TEMPERATURE, AN ADDITIONAL DIMENSION IN CHEMICAL CRYSTALLOGRAPHY.
H.-B. Bürgi,
Labor für Kristallographie, Universität, Freiestr. 3,
CH-3012 BERN, Switzerland
Diffraction intensities, especially those at high scattering angle, increase with decreasing temperature. As early as 1913 Debye interpreted this in terms of a decrease of atomic vibrational amplitudes and thus of the atomic mean square displacement parameters (ADP).1 Although ADP's are determined routinely with every crystal structure analysis, they are rarely measured as a function of temperature and much less analysed for the dynamic information they contain; wrongfully so, as will be discussed below.

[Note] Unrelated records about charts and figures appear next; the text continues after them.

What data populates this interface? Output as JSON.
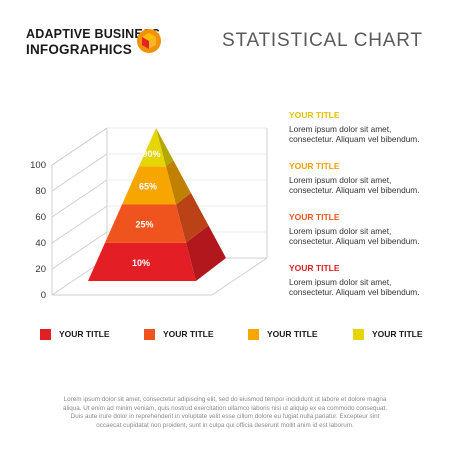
{
  "header": {
    "brand_line1": "ADAPTIVE BUSINESS",
    "brand_line2": "INFOGRAPHICS",
    "title": "STATISTICAL CHART"
  },
  "colors": {
    "red": "#e31e24",
    "orange_red": "#f0541e",
    "orange": "#f7a600",
    "yellow": "#e5d600",
    "icon_red": "#e52421",
    "icon_orange": "#f39200",
    "icon_yellow": "#fcc000"
  },
  "chart_data": {
    "type": "pyramid",
    "ylim": [
      0,
      100
    ],
    "yticks": [
      "0",
      "20",
      "40",
      "60",
      "80",
      "100"
    ],
    "segments": [
      {
        "label": "10%",
        "value": 10,
        "color": "#e31e24"
      },
      {
        "label": "25%",
        "value": 25,
        "color": "#f0541e"
      },
      {
        "label": "65%",
        "value": 65,
        "color": "#f7a600"
      },
      {
        "label": "90%",
        "value": 90,
        "color": "#e5d600"
      }
    ]
  },
  "side_list": [
    {
      "title": "YOUR TITLE",
      "color": "#e5c200",
      "line1": "Lorem ipsum dolor sit amet,",
      "line2": "consectetur. Aliquam vel bibendum."
    },
    {
      "title": "YOUR TITLE",
      "color": "#f2a200",
      "line1": "Lorem ipsum dolor sit amet,",
      "line2": "consectetur. Aliquam vel bibendum."
    },
    {
      "title": "YOUR TITLE",
      "color": "#f0541e",
      "line1": "Lorem ipsum dolor sit amet,",
      "line2": "consectetur. Aliquam vel bibendum."
    },
    {
      "title": "YOUR TITLE",
      "color": "#e31e24",
      "line1": "Lorem ipsum dolor sit amet,",
      "line2": "consectetur. Aliquam vel bibendum."
    }
  ],
  "legend": [
    {
      "label": "YOUR TITLE",
      "color": "#e31e24"
    },
    {
      "label": "YOUR TITLE",
      "color": "#f0541e"
    },
    {
      "label": "YOUR TITLE",
      "color": "#f7a600"
    },
    {
      "label": "YOUR TITLE",
      "color": "#e5d600"
    }
  ],
  "footer": {
    "line1": "Lorem ipsum dolor sit amet, consectetur adipiscing elit, sed do eiusmod tempor incididunt ut labore et dolore magna",
    "line2": "aliqua. Ut enim ad minim veniam, quis nostrud exercitation ullamco laboris nisi ut aliquip ex ea commodo consequat.",
    "line3": "Duis aute irure dolor in reprehenderit in voluptate velit esse cillum dolore eu fugiat nulla pariatur. Excepteur sint",
    "line4": "occaecat cupidatat non proident, sunt in culpa qui officia deserunt mollit anim id est laborum."
  }
}
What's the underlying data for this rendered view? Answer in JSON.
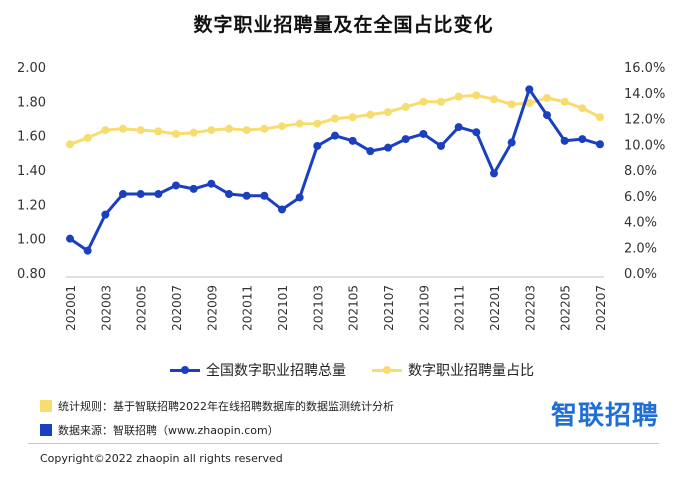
{
  "title": "数字职业招聘量及在全国占比变化",
  "chart_data": {
    "type": "line",
    "title": "数字职业招聘量及在全国占比变化",
    "x": [
      "202001",
      "202002",
      "202003",
      "202004",
      "202005",
      "202006",
      "202007",
      "202008",
      "202009",
      "202010",
      "202011",
      "202012",
      "202101",
      "202102",
      "202103",
      "202104",
      "202105",
      "202106",
      "202107",
      "202108",
      "202109",
      "202110",
      "202111",
      "202112",
      "202201",
      "202202",
      "202203",
      "202204",
      "202205",
      "202206",
      "202207"
    ],
    "x_tick_labels": [
      "202001",
      "202003",
      "202005",
      "202007",
      "202009",
      "202011",
      "202101",
      "202103",
      "202105",
      "202107",
      "202109",
      "202111",
      "202201",
      "202203",
      "202205",
      "202207"
    ],
    "y_left_ticks": [
      "0.80",
      "1.00",
      "1.20",
      "1.40",
      "1.60",
      "1.80",
      "2.00"
    ],
    "y_right_ticks": [
      "0.0%",
      "2.0%",
      "4.0%",
      "6.0%",
      "8.0%",
      "10.0%",
      "12.0%",
      "14.0%",
      "16.0%"
    ],
    "ylim_left": [
      0.8,
      2.0
    ],
    "ylim_right": [
      0,
      16
    ],
    "series": [
      {
        "name": "全国数字职业招聘总量",
        "axis": "left",
        "color": "#1a3fbf",
        "values": [
          1.0,
          0.93,
          1.14,
          1.26,
          1.26,
          1.26,
          1.31,
          1.29,
          1.32,
          1.26,
          1.25,
          1.25,
          1.17,
          1.24,
          1.54,
          1.6,
          1.57,
          1.51,
          1.53,
          1.58,
          1.61,
          1.54,
          1.65,
          1.62,
          1.38,
          1.56,
          1.87,
          1.72,
          1.57,
          1.58,
          1.55
        ]
      },
      {
        "name": "数字职业招聘量占比",
        "axis": "right",
        "color": "#f7dc6f",
        "values": [
          10.0,
          10.5,
          11.1,
          11.2,
          11.1,
          11.0,
          10.8,
          10.9,
          11.1,
          11.2,
          11.1,
          11.2,
          11.4,
          11.6,
          11.6,
          12.0,
          12.1,
          12.3,
          12.5,
          12.9,
          13.3,
          13.3,
          13.7,
          13.8,
          13.5,
          13.1,
          13.2,
          13.6,
          13.3,
          12.8,
          12.1
        ]
      }
    ],
    "grid": false,
    "legend": "bottom"
  },
  "notes": {
    "rule_color": "#f7dc6f",
    "rule_text": "统计规则：基于智联招聘2022年在线招聘数据库的数据监测统计分析",
    "source_color": "#1a3fbf",
    "source_text": "数据来源：智联招聘（www.zhaopin.com）"
  },
  "brand": "智联招聘",
  "copyright": "Copyright©2022 zhaopin all rights reserved"
}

In 1956 Cruickshank showed how to extract amplitudes of molecular libration and translation from ADP's measured at a single temperature, but concluded that 'it is not possible to extend this kind of analysis to determine the internal vibrations of non-rigid molecules'.2 Although this view seems overly pessimistic now, there is good reason for it: the interatomic or correlation ADP's, which describe the coupling of atomic displacements, are lost in Bragg diffraction.
The information on the correlation of atomic motions can be retrieved, however, from the temperature dependence of ADP's. Measurements in the (low temperature) quantum and the (high temperature) classical regimes provide the relative and absolute atomic displacements associated with low frequency molecular vibrations on one hand, and allow a distinction between the effects of motion and positional disorder on the other. The basic idea will be illustrated for the simple case of a homonuclear diatomic molecule and generalized for application to any molecule including proteins, at least in principle.
Diffraction experiments as a function of temperature are thus a potentially rich source of information on dynamic processes and disorder phenomena in crystals. The information is relatively easy to obtain and extends the scope of crystal structure analysis.